Applications of indicators for the improvement of energy performance are still scarce in the field but have good potential, for example, in enhancing technology transfer for effective energy solutions. The relevance of this task is recognized [45] and is also witnessed by the spreading of publicly available databases, such as the EU-MERCI project [46] which gathers energy efficiency measures from real cases. A weakness of this database, and of other similar ones, is that energy-related information is typically provided in absolute terms. This does not inform the user about the status of the energy performance precluding the evaluation of the similarity between the cases, which is crucial for knowledge transfer. This issue is very important as the potential of a solution strongly depends on the actual energy performance of the specific context. Through the inclusion of energy indicators, similarities could be more precisely pointed out, strengthening extrapolations on the effectiveness of a solution.
Besides technological transfer, energy indicators can be useful in the direct quantification of the potential of an energy solution.

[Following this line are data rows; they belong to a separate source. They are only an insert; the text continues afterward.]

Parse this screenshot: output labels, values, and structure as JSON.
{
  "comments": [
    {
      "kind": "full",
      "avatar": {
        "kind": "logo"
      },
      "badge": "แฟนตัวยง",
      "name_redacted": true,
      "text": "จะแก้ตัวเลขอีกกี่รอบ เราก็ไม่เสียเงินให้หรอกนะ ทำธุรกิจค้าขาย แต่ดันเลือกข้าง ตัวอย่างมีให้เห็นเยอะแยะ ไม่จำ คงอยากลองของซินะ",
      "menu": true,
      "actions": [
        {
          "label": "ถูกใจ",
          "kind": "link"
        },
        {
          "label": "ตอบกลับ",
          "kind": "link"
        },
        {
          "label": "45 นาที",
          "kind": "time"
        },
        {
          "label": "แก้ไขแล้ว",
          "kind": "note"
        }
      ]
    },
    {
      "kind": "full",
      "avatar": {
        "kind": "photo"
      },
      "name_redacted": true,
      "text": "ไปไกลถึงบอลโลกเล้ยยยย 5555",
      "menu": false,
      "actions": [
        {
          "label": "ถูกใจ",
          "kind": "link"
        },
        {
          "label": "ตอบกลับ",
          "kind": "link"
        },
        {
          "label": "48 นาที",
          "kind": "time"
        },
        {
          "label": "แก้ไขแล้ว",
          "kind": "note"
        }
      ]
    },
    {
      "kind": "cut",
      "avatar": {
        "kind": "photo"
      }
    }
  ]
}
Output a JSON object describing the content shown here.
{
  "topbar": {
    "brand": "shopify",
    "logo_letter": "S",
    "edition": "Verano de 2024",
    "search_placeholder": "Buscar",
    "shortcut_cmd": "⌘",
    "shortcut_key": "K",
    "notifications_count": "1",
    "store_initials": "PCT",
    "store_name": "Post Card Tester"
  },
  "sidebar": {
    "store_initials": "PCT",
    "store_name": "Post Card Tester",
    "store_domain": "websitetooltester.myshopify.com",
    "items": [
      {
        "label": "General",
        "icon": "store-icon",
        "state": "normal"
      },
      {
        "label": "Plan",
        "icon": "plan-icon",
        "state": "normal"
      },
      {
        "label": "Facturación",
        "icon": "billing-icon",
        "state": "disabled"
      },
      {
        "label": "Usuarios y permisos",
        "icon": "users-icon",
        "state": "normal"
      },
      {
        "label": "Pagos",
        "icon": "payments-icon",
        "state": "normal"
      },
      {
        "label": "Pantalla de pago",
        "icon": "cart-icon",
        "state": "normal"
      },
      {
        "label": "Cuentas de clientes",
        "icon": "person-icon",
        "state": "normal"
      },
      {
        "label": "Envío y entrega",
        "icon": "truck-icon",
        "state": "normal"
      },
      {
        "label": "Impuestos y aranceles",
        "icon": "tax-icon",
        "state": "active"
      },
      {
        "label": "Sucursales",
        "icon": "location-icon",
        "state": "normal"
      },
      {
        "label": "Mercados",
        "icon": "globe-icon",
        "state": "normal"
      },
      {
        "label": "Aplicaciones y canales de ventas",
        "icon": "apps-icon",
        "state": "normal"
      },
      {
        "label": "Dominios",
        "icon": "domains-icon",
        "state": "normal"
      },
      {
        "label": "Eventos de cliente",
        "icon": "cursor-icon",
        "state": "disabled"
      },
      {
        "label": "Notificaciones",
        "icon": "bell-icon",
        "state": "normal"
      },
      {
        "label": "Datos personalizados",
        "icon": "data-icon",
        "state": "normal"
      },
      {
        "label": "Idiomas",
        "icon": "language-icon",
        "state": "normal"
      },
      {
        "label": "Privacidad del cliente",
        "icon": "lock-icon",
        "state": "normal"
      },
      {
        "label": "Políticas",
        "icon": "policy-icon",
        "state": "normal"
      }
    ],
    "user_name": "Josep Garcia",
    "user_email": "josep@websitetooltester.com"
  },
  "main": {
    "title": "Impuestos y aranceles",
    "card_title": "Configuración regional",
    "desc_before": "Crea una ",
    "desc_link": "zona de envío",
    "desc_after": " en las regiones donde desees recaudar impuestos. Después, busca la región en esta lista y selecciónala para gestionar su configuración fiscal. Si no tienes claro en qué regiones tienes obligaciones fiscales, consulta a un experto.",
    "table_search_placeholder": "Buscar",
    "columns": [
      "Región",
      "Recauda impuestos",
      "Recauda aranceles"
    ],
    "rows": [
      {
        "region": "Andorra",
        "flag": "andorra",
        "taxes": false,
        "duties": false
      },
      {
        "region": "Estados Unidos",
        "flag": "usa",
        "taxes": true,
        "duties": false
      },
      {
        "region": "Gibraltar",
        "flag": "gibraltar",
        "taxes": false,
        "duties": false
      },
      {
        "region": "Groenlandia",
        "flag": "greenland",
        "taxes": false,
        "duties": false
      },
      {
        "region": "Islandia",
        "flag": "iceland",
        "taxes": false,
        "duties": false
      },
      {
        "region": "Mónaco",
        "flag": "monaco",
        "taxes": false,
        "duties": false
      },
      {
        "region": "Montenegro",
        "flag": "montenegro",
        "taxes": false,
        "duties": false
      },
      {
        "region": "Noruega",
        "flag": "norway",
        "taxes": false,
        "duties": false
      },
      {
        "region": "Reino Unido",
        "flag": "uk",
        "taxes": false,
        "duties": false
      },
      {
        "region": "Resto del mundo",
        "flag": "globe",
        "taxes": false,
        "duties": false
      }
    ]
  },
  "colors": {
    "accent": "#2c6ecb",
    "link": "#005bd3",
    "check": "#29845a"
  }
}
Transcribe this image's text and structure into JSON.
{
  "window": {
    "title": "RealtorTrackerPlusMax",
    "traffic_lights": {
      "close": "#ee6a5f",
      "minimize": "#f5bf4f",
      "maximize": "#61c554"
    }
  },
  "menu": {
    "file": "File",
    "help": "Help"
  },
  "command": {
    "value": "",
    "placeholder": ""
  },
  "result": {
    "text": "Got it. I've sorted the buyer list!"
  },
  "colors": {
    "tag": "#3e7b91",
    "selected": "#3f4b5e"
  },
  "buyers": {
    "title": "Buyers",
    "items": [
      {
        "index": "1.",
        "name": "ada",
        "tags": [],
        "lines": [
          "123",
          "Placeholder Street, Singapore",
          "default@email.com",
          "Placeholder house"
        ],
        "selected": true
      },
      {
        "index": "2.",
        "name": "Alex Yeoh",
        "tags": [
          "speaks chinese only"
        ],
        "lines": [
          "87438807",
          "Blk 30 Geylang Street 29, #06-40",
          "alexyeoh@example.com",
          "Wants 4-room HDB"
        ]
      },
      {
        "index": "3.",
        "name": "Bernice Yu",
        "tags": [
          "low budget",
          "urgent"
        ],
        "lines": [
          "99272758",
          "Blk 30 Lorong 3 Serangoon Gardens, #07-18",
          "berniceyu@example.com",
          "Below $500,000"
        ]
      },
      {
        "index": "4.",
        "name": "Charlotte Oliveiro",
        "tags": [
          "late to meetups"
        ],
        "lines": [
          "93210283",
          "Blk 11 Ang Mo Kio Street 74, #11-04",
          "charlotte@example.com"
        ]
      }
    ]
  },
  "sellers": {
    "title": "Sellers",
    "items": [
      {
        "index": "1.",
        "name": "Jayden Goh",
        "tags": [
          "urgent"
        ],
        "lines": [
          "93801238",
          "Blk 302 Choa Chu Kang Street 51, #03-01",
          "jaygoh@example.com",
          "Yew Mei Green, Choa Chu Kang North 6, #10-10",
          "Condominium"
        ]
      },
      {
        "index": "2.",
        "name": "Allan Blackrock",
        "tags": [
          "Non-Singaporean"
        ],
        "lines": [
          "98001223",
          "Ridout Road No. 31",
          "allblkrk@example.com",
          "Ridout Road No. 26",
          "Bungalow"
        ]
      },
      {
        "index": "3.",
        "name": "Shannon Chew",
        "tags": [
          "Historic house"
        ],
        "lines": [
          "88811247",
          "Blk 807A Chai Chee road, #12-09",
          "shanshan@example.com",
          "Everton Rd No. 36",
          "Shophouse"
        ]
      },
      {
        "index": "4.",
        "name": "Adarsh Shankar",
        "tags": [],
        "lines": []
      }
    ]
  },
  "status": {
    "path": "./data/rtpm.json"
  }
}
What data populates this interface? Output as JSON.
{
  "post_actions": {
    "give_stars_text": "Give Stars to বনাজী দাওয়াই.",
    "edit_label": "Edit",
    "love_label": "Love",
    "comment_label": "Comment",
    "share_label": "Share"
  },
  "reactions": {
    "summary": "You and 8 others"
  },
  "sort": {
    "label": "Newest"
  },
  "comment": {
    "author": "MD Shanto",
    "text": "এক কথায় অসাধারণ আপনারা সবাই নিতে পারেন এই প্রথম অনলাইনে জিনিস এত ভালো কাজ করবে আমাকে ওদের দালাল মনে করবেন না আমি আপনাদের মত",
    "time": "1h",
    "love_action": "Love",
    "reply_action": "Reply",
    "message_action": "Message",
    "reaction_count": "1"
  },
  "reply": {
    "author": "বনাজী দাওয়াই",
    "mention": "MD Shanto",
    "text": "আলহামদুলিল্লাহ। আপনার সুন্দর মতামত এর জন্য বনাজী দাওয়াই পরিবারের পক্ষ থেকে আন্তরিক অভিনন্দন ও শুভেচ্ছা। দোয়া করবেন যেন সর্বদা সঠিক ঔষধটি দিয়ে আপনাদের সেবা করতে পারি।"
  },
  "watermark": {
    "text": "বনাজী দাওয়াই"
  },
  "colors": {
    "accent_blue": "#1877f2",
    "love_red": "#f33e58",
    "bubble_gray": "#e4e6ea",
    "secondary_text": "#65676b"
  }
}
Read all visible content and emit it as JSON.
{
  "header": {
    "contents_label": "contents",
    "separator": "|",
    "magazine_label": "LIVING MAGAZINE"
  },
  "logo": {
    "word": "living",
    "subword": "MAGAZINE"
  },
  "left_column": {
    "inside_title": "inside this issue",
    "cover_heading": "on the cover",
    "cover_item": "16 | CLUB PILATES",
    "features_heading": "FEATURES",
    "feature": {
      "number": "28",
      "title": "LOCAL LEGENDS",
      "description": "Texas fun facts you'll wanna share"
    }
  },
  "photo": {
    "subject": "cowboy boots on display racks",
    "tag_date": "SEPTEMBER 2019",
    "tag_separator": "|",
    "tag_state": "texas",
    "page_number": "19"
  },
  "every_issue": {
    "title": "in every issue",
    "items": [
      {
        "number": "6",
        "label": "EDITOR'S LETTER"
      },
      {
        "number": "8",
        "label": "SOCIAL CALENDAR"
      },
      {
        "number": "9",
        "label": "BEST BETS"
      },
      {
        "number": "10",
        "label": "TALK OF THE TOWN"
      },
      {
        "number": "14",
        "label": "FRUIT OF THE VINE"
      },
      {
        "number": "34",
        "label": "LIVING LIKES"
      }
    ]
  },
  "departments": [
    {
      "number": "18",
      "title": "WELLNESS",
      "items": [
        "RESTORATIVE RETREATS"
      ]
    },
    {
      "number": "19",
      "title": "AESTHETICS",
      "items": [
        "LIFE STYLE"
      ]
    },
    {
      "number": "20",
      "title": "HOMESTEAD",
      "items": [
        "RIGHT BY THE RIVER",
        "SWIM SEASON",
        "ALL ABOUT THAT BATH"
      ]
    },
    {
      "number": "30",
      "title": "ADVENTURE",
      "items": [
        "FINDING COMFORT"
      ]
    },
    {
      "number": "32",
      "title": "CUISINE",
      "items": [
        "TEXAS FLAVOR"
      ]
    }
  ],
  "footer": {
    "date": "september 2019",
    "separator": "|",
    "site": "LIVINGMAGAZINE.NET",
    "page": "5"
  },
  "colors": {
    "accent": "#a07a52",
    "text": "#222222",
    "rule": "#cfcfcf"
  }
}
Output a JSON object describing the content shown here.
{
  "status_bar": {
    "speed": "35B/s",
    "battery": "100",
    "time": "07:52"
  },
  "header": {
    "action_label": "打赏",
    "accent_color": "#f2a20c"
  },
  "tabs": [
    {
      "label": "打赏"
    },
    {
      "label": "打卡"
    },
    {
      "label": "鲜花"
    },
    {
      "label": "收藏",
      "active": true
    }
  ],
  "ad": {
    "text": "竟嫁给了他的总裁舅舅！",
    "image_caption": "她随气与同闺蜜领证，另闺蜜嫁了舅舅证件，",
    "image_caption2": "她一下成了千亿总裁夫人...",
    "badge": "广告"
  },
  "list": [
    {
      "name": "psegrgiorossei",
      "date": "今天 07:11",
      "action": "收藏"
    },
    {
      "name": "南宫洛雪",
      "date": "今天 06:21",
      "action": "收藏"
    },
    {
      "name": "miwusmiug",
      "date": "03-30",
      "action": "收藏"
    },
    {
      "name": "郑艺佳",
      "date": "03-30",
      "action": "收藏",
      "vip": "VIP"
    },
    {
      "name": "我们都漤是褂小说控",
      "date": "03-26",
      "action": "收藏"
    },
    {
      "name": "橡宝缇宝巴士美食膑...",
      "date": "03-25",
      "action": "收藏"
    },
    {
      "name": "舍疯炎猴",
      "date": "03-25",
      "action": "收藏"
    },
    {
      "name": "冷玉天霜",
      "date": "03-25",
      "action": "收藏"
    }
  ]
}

To this purpose, their coupling to other KPIs allows for the representation of the performance on multiple aspects in a rigorous and straightforward way, and for highlighting the relations between these aspects. Thanks to this, the effects of various energy solutions can be properly synthetized and evaluated from the perspective of all the relevant aspects on which a solution is impactful.
To summarize, energy indicators play a key role in enabling energy transitions thanks to the various applications for identifying energy performance hotspots and solutions that can guarantee the desired achievement. Figure 6 shows how applications for energy performance evaluation are linked with those for its improvement.
The use of energy indicators for the evaluation of energy performance concerns the comparison between various plants, highlighted in Figure 6 with different colors. It allows to define a target energy performance that can be reached through best practices, and also to identify which plants deviate more from best practice and need prioritized interventions. Then, with regard to a generic plant, the use of energy indicators for the improvement of the energy performance can help to synthetically quantify the potential of various energy solutions in that context. This would allow for the comparison of the energy performance of the plant under various combinations of energy solutions, and approach as closely as possible the target energy performance. Such analysis would help to identify the most effective solutions, which address the bottlenecks of the specific plant, and to avoid ineffective ones, which may even cause a worsening of the energy performance.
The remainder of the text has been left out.